Swedbank released Q4 results this morning, reporting a loss for the period of SEK1.8 billion versus a profit of SEK1.92 billion last year, beating analysts estimates for a loss of around SEK2 billion. Net interest income decreased by 6% to SEK4.7 billion, with profit before impairments, excluding non-recurring items, increasing by 4% to SEK3.74 billion. Credit impairments more than tripled to around SEK5 billion, with provisions for loan losses amounting to SEK3.8 billion. Net write-offs amounted to SEK1.24 billion. The bank's CEO said that its October forecast that growth in new loan losses in the baltics had peaked had been proven right, adding that given that the global macro economy continues to develop positively without substantial divergence, particularly in Latvia and Ukraine, a profit for 2010 is feasible. Shares in Swedbank are currently up SEK0.4 trading at the SEK66.25 level, with subordinated CDS spreads around the 197 bps level, 10 bps tighter on the day.

BSkyB has extricated itself from its controversial investment in ITV when it placed 404m shares with Morgan Stanley at 48.5p per share, for a loss on the deal of Stg349 mln, according to the FT. BSkyB will sell 10.4% of its 18.9% stake, in line with the ruling of the Competition Appeal Tribunal, following the purchase in 2006 which effectively blocked any takeovers of ITV,(which was being eyed by NTL at the time). BSkyB has already made provisions against the stake, so the firm will be able to report a one off gain at its next earnings announcement of approx stg119mil. CDS has seen little impact with the move already largely priced in (although the sale is a little sooner than some analysts had forecast). BSkyB is trading unchanged at 74bps, ITV is 5bps wider and ITV is 5bps wider at 279bps.

The cyclical sector and in particular the consumer sector has seen rather mixed price action, despite the mildly better tone in the wider markets.

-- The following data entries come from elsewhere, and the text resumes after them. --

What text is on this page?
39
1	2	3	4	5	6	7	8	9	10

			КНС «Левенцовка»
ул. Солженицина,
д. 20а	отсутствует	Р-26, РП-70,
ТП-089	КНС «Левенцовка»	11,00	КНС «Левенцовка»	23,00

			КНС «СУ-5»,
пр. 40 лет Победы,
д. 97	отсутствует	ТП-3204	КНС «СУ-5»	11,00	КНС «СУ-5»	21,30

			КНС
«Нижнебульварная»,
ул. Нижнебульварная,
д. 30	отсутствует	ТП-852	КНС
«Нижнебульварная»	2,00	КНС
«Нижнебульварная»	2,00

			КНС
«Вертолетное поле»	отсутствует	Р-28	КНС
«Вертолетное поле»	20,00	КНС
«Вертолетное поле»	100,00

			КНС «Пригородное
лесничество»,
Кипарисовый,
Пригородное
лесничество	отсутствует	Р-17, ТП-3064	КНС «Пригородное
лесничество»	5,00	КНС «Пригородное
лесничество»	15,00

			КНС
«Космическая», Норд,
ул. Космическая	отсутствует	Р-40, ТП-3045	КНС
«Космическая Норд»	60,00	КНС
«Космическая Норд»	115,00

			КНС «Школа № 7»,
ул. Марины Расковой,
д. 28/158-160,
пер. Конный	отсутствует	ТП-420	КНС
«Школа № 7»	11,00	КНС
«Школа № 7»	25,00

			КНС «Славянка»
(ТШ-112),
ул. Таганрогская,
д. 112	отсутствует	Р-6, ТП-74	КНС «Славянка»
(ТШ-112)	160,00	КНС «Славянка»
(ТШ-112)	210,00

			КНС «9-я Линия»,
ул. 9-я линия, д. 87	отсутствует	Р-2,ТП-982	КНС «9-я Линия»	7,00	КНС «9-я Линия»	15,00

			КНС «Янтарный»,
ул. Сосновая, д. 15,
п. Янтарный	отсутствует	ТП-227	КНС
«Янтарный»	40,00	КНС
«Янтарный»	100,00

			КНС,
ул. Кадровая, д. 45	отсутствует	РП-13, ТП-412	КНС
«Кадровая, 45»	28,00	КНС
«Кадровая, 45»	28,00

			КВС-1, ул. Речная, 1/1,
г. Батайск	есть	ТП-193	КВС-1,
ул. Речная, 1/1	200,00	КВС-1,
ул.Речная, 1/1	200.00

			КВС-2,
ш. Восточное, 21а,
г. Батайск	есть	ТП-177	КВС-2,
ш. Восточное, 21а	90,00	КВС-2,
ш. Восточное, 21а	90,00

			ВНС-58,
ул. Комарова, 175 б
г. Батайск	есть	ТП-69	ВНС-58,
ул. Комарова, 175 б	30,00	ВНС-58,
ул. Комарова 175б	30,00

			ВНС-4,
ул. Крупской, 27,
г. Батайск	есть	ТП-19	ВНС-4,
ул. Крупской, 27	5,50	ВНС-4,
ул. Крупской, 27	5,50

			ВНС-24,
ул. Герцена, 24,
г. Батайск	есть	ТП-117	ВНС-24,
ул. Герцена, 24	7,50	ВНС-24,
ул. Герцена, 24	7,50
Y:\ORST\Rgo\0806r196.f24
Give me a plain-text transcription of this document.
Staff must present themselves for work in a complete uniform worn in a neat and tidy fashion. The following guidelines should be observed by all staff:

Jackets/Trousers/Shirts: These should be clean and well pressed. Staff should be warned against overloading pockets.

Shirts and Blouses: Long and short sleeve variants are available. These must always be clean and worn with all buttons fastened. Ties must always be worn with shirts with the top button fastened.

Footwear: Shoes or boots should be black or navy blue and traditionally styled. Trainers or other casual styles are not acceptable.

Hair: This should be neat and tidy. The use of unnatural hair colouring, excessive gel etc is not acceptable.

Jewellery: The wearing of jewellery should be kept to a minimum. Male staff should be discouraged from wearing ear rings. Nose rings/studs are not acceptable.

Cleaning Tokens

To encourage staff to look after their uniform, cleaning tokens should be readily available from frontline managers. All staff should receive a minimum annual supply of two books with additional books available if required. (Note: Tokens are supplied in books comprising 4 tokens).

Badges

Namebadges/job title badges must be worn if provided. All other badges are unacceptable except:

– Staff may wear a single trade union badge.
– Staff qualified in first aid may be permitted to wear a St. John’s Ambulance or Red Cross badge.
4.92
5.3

Autos and retail remain soft, partly weighed on by the article in the FT today highlighting the poor start to the year seen by retailers, showing a marked difference in consumer confidence from December (although bad weather did hit sales also). The FT says that retailers reported the worst January sales growth in 15 years while estate agents saw the first drop in potential buyers in more than a year, according to surveys. On the earnings front data has been mixed also.

Firstly, TUI Travel reported a Q1 operating loss, excluding items, of Stg107 million versus a loss of Stg35 million last year. The results were more or less in line, but confirmed a slowing of bookings in many sectors, although TUI compensated for this with higher prices. The firms CEO said there is a lot of confidence that we are through the worst. CDS was little changed, -5bps tighter at 950bps. Elsewhere, SAS has reported a Q4 net loss of SEK1.3 billion versus a loss of SEK2.77 billion last year. The firm announced further cost cuts on the worse than expected numbers but shares were lower by 20% after the carrier announced a Skr5 billion rights issue. The share sale has helped debt markets though with CDS tightening 58bps to 800bps.